Кабинет Поюровского на третьем этаже. В приемной сидела секретарша в белом халате, с выпученными, как у глубоководной рыбины, глазами. Увидя Лизу, суматошно замахала руками.
— Что вы, что вы, к нему нельзя!
— Почему?
— Василий Оскарович занят, занят!
— Я по личному делу, — гордо сказала Лиза. — У меня назначено.
Не обращая внимания на кинувшуюся к ней заполошную секретаршу, Лиза вошла в кабинет. Доктор расположился за письменным столом, боком к двери, закинув длинные ноги на сиденье кресла. Говорил по телефону, лицо отрешенное, злое. Лизу не заметил или сделал вид, что не заметил. Как раз когда Лиза вошла, рявкнул:
— Что значит — отбой? Вы что там все, белены объелись?! Где Крайнюк?

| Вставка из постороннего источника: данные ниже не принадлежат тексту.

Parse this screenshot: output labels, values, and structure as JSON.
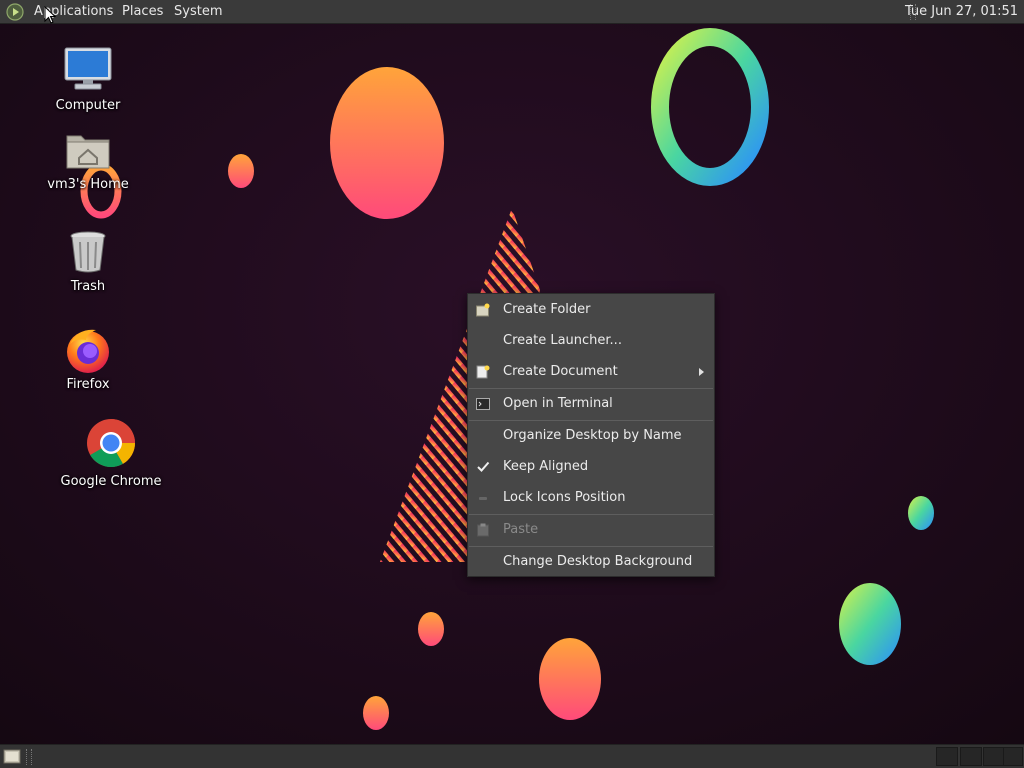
{
  "top_panel": {
    "menus": [
      "Applications",
      "Places",
      "System"
    ],
    "clock": "Tue Jun 27, 01:51"
  },
  "desktop_icons": [
    {
      "label": "Computer",
      "icon": "computer-icon"
    },
    {
      "label": "vm3's Home",
      "icon": "home-folder-icon"
    },
    {
      "label": "Trash",
      "icon": "trash-icon"
    },
    {
      "label": "Firefox",
      "icon": "firefox-icon"
    },
    {
      "label": "Google Chrome",
      "icon": "chrome-icon"
    }
  ],
  "context_menu": {
    "items": [
      {
        "label": "Create Folder",
        "icon": "new-folder-icon"
      },
      {
        "label": "Create Launcher..."
      },
      {
        "label": "Create Document",
        "icon": "new-document-icon",
        "submenu": true
      },
      {
        "label": "Open in Terminal",
        "icon": "terminal-icon"
      },
      {
        "label": "Organize Desktop by Name"
      },
      {
        "label": "Keep Aligned",
        "checked": true
      },
      {
        "label": "Lock Icons Position",
        "icon": "lock-icon"
      },
      {
        "label": "Paste",
        "icon": "paste-icon",
        "disabled": true
      },
      {
        "label": "Change Desktop Background"
      }
    ]
  },
  "colors": {
    "panel": "#3a3a3a",
    "menu_bg": "#474747",
    "wallpaper_bg": "#1f0b1e"
  }
}
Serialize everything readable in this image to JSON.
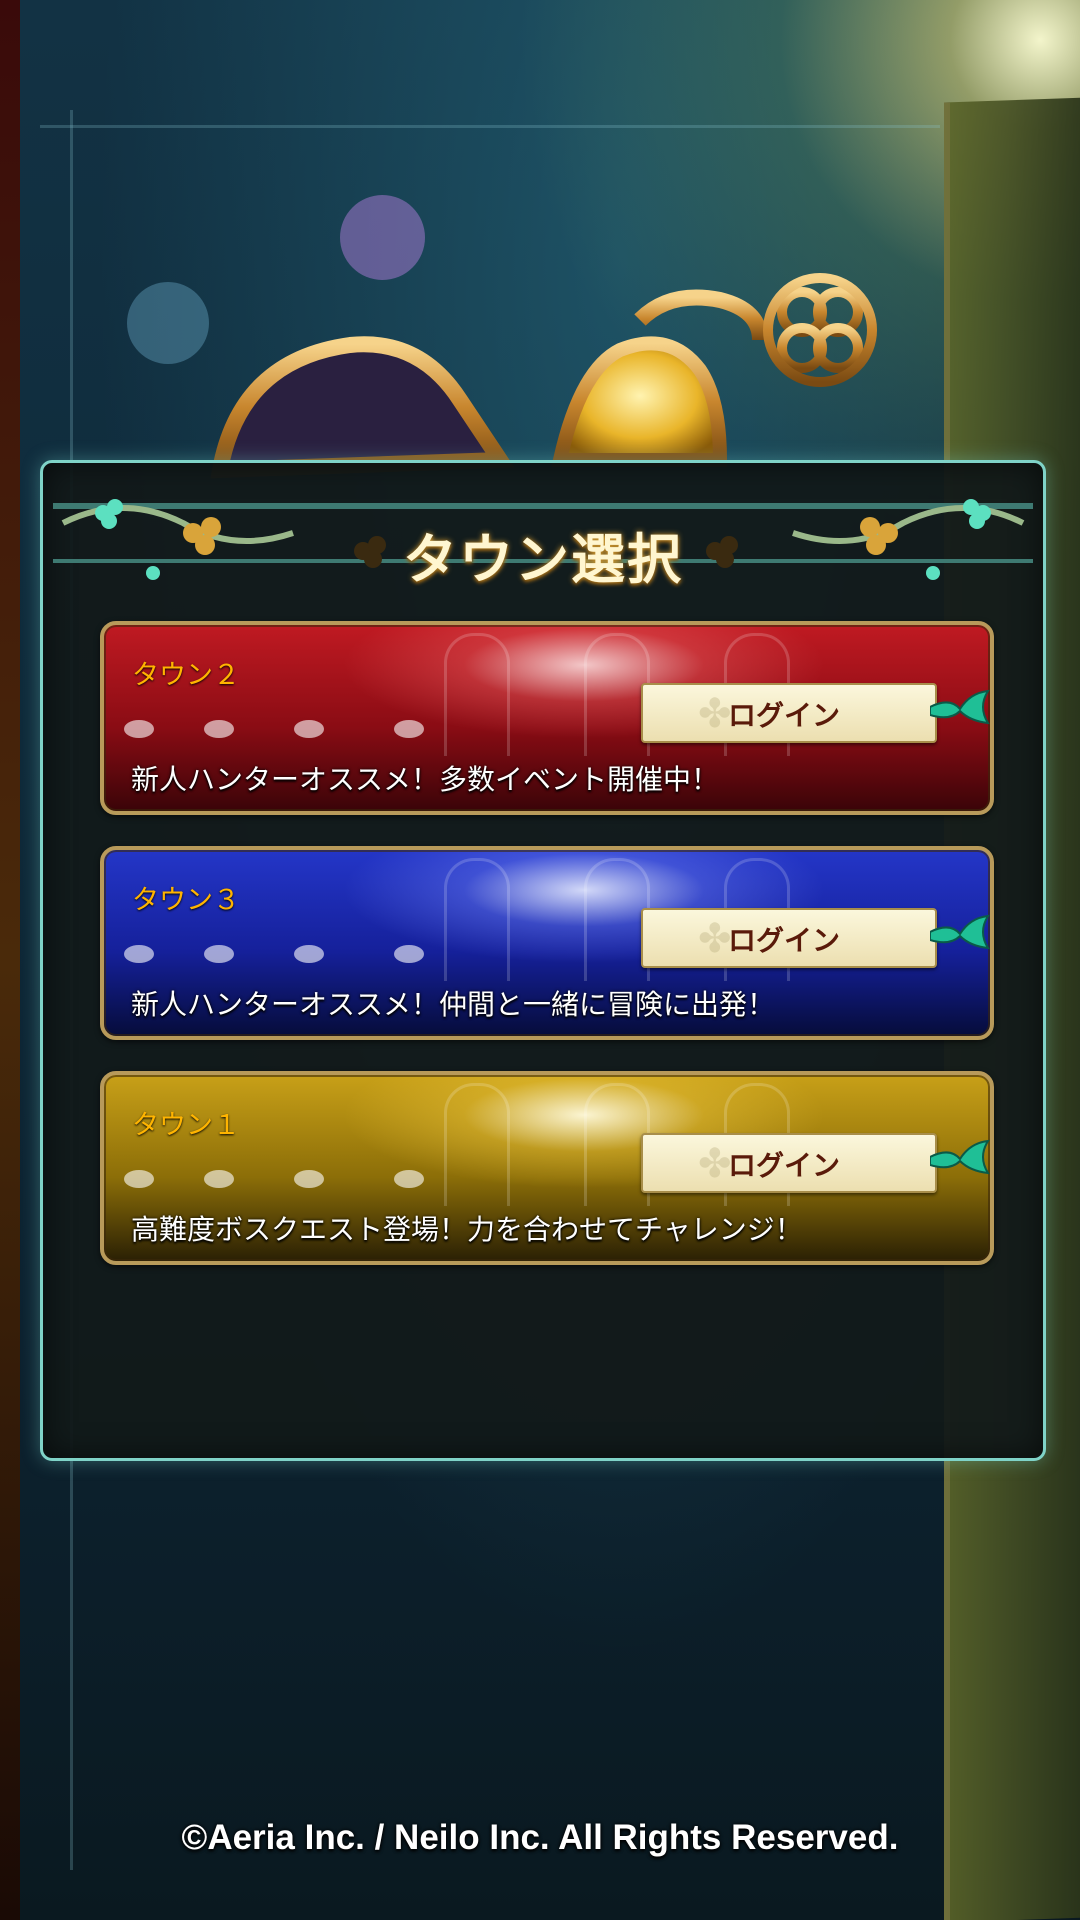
{
  "panel": {
    "title": "タウン選択"
  },
  "towns": [
    {
      "name": "タウン２",
      "login_label": "ログイン",
      "description": "新人ハンターオススメ！多数イベント開催中！",
      "theme_color": "#c01a22"
    },
    {
      "name": "タウン３",
      "login_label": "ログイン",
      "description": "新人ハンターオススメ！仲間と一緒に冒険に出発！",
      "theme_color": "#2436c8"
    },
    {
      "name": "タウン１",
      "login_label": "ログイン",
      "description": "高難度ボスクエスト登場！力を合わせてチャレンジ！",
      "theme_color": "#c8a018"
    }
  ],
  "footer": {
    "copyright": "©Aeria Inc. / Neilo Inc. All Rights Reserved."
  },
  "colors": {
    "panel_border": "#7fd3c8",
    "town_name": "#ffb400",
    "login_text": "#5a1a0a"
  },
  "icons": {
    "clover": "clover-icon",
    "ribbon": "ribbon-icon",
    "emblem": "clover-emblem"
  }
}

Ответ привел его в еще большую ярость: он начал шарить по столу в поисках сигарет.
— Вы что несете? Вы отвечаете за свои слова?!

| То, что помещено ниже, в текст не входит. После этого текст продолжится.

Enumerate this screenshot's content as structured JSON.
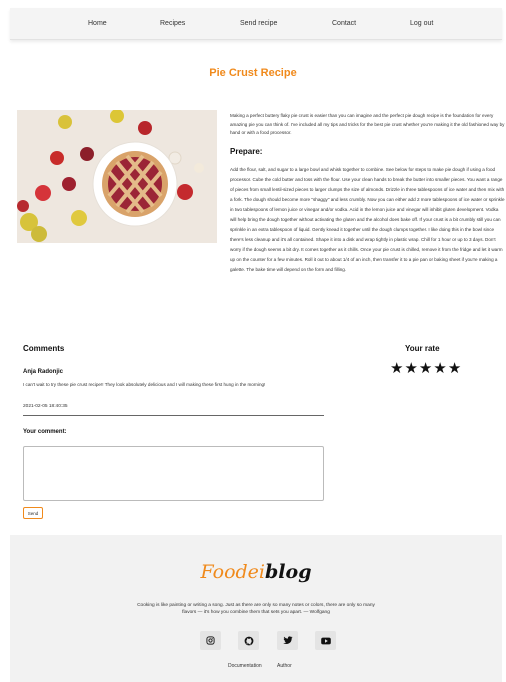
{
  "nav": {
    "items": [
      "Home",
      "Recipes",
      "Send recipe",
      "Contact",
      "Log out"
    ]
  },
  "recipe": {
    "title": "Pie Crust Recipe",
    "intro": "Making a perfect buttery flaky pie crust is easier than you can imagine and the perfect pie dough recipe is the foundation for every amazing pie you can think of. I've included all my tips and tricks for the best pie crust whether you're making it the old fashioned way by hand or with a food processor.",
    "prepare_heading": "Prepare:",
    "prepare_text": "Add the flour, salt, and sugar to a large bowl and whisk together to combine. See below for steps to make pie dough if using a food processor. Cube the cold butter and toss with the flour. Use your clean hands to break the butter into smaller pieces. You want a range of pieces from small lentil-sized pieces to larger clumps the size of almonds. Drizzle in three tablespoons of ice water and then mix with a fork. The dough should become more \"shaggy\" and less crumbly. Now you can either add 2 more tablespoons of ice water or sprinkle in two tablespoons of lemon juice or vinegar and/or vodka. Acid in the lemon juice and vinegar will inhibit gluten development. Vodka will help bring the dough together without activating the gluten and the alcohol does bake off. If your crust is a bit crumbly still you can sprinkle in an extra tablespoon of liquid. Gently knead it together until the dough clumps together. I like doing this in the bowl since there's less cleanup and it's all contained. Shape it into a disk and wrap tightly in plastic wrap. Chill for 1 hour or up to 3 days. Don't worry if the dough seems a bit dry. It comes together as it chills. Once your pie crust is chilled, remove it from the fridge and let it warm up on the counter for a few minutes. Roll it out to about 1/4 of an inch, then transfer it to a pie pan or baking sheet if you're making a galette. The bake time will depend on the form and filling."
  },
  "comments": {
    "heading": "Comments",
    "items": [
      {
        "author": "Anja Radonjic",
        "text": "I can't wait to try these pie crust recipe!! They look absolutely delicious and I will making these first hung in the morning!",
        "date": "2021-02-05 18:40:35"
      }
    ],
    "your_comment_label": "Your comment:",
    "textarea_placeholder": "",
    "send_label": "Send"
  },
  "rating": {
    "heading": "Your rate",
    "stars": 5,
    "max": 5,
    "star_glyph": "★"
  },
  "footer": {
    "logo_part1": "Foodei",
    "logo_part2": "blog",
    "quote": "Cooking is like painting or writing a song. Just as there are only so many notes or colors, there are only so many flavors — it's how you combine them that sets you apart. — Wolfgang",
    "socials": [
      "instagram-icon",
      "github-icon",
      "twitter-icon",
      "youtube-icon"
    ],
    "links": [
      "Documentation",
      "Author"
    ]
  },
  "colors": {
    "accent": "#f08a1c",
    "footer_bg": "#f2f2f2",
    "nav_bg": "#f4f4f4"
  }
}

Невидимый собеседник, похоже, отвечал за свои слова, потому что какое-то время Поюровский внимал молча, на глазах бледнея, потом, буркнув:
— Хорошо, сейчас приду! — положил трубку на рычаг.
Лиза подала ему сигареты и зажигалку. Он окинул ее пустым взглядом.
— А, это ты? — произнес без удивления. — Может, объяснишь, что происходит?
— Что вы имеете в виду?
— Только что мне сообщили, Крайнюка и Клементину кто-то пристрелил в ординаторской… Такое может быть?
Лиза обошла стол.
— Вряд ли, — сказала она. — Кто же осмелится?
Они же ваши ближайшие помощники.
Нервным движением Поюровский щелкнул зажигалкой.
— Ладно, это мы выясним… Ты чего явилась?
— Не могу ждать, — потупилась Лиза. — Вся горю.
Видите, переоделась во все новое.
Поюровский тупо ее разглядывал, сморщась, будто готовясь зарыдать. Явление чистейшего женского идиотизма оказалось выше его сил.
— Как тебя там… Королькова… У тебя что, совсем крыша поехала?! Или издеваешься?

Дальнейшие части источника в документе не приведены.